Par ailleurs, vous faites référence aux bassins d’emploi prioritaires : pourriez-vous nous communiquer la répartition géographique de vos financements ?

M. Hervé Capdevielle. Partageant l’objectif de production de 150 000 logements sociaux annuels, nous nous sommes engagés à contracter un emprunt annuel d’1 milliard d’euros pendant trois ans. Mais cet emprunt est conditionné à la soutenabilité de notre modèle économique. Aujourd’hui, d’après la lettre d’engagements mutuels, la ponction de l’État sur les ressources d’Action logement serait de 1,2 milliard d’euros pour les trois années à venir, alors que la collecte de la PEEC s’élève à 1,6 milliard d’euros. Ainsi, 75 % de cette collecte serait ponctionnée par l’État, à hauteur de 800 millions d’euros minimum pour l’ANRU et de 400 millions d’euros maximum pour le FNAL. Les partenaires sociaux sont prêts à emprunter sur les fonds d’épargne, comme le prévoit la lettre d’engagements, mais il leur faut l’assurance que leurs ressources permettent de rembourser l’emprunt. Très clairement, on ne pourra pas s’engager s’il n’y a pas cette réserve-là.

M. Olivier Carré, président. Quel sera l’emploi de l’emprunt ? Le financement de subventions ?

M. Hervé Capdevielle. Il est à destination du logement social. En équivalent-subventions, notre effort sera doublé : de 500 millions d’euros en 2012, l’effort annuel sera porté à 1,5 milliard d’euros, soit 950 millions d’euros en équivalent-subventions, au travers d’une bonification des prêts de la Caisse des dépôts et consignations à destination des opérateurs et de subventions que nous apportons.

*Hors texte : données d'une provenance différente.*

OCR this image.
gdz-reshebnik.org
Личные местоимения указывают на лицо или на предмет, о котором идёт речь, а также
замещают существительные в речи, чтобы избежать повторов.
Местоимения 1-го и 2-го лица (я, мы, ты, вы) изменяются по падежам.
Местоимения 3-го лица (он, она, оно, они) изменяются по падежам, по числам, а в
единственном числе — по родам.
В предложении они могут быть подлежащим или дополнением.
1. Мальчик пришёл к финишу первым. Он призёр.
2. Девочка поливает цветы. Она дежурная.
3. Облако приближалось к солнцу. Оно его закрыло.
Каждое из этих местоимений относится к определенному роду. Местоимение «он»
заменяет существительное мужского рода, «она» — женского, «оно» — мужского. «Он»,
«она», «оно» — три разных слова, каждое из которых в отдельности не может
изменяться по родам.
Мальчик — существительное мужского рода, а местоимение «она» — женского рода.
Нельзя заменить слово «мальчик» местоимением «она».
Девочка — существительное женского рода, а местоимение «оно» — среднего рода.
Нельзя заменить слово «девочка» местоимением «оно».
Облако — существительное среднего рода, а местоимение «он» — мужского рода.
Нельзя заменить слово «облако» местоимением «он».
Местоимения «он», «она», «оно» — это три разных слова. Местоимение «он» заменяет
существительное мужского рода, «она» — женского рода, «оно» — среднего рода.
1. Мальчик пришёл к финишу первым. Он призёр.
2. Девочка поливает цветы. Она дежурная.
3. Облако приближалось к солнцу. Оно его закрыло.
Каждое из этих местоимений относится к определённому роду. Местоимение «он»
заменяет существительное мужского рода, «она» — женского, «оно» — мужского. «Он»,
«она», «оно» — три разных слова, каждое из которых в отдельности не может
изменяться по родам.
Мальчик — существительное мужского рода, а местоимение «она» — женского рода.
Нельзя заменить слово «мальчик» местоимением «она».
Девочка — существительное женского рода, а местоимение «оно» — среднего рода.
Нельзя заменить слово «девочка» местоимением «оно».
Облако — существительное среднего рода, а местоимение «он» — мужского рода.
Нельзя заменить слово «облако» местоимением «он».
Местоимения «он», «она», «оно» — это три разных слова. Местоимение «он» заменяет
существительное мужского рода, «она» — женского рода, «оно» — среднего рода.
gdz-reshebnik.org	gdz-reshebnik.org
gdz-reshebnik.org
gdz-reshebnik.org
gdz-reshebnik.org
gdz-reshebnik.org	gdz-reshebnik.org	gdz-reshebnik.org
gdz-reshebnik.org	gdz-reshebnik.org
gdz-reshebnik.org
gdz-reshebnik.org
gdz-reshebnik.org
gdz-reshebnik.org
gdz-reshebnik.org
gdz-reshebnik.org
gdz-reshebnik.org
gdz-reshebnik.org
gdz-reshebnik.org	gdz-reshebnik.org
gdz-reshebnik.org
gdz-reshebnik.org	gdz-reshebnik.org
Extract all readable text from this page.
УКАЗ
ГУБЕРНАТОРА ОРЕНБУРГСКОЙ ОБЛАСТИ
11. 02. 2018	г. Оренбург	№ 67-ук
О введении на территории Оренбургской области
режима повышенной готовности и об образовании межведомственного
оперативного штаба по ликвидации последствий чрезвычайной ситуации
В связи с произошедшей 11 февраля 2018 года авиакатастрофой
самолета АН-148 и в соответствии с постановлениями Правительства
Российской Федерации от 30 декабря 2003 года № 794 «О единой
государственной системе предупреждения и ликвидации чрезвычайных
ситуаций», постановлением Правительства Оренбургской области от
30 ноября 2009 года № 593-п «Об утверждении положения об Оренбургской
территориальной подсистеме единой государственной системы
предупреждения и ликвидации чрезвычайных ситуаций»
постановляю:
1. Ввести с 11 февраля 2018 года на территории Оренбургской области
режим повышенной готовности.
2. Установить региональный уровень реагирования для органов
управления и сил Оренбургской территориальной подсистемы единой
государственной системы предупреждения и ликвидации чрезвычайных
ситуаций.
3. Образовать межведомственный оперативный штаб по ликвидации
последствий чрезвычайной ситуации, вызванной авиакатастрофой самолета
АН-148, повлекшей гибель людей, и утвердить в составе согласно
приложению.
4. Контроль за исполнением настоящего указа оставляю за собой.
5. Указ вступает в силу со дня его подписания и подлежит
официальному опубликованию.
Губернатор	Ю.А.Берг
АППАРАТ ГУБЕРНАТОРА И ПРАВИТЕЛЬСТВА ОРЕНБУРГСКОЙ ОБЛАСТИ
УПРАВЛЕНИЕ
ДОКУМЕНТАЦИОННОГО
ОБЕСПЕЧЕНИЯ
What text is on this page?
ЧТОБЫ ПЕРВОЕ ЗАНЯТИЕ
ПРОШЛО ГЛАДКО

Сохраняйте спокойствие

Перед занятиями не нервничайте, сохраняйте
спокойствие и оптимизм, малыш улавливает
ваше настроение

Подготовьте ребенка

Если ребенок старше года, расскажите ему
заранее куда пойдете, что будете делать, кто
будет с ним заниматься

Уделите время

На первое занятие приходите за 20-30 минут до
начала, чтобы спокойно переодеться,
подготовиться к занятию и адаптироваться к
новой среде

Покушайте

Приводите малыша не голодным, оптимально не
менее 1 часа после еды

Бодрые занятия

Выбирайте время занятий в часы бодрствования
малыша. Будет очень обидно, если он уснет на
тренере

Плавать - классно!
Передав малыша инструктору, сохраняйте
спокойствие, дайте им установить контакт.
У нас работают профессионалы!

À ce jour, les conditions de cet emprunt ne sont pas arrêtées. L’idée première est de fournir, en trois ans, l’effort que nous aurions déployé en un peu plus de quatre années : nous raccourcissons les délais pour intervenir rapidement dans un moment difficile pour le pays puisque la production de logement est en chute libre alors que les entreprises ont besoin que leurs salariés aient des solutions en termes de logement. Pour accompagner cette politique de production de logements, en lien avec les bassins d’emploi, nous avons proposé d’emprunter, mais à la condition qu’au terme des trois années, on nous ait laissé les ressources suffisantes pour pouvoir rembourser.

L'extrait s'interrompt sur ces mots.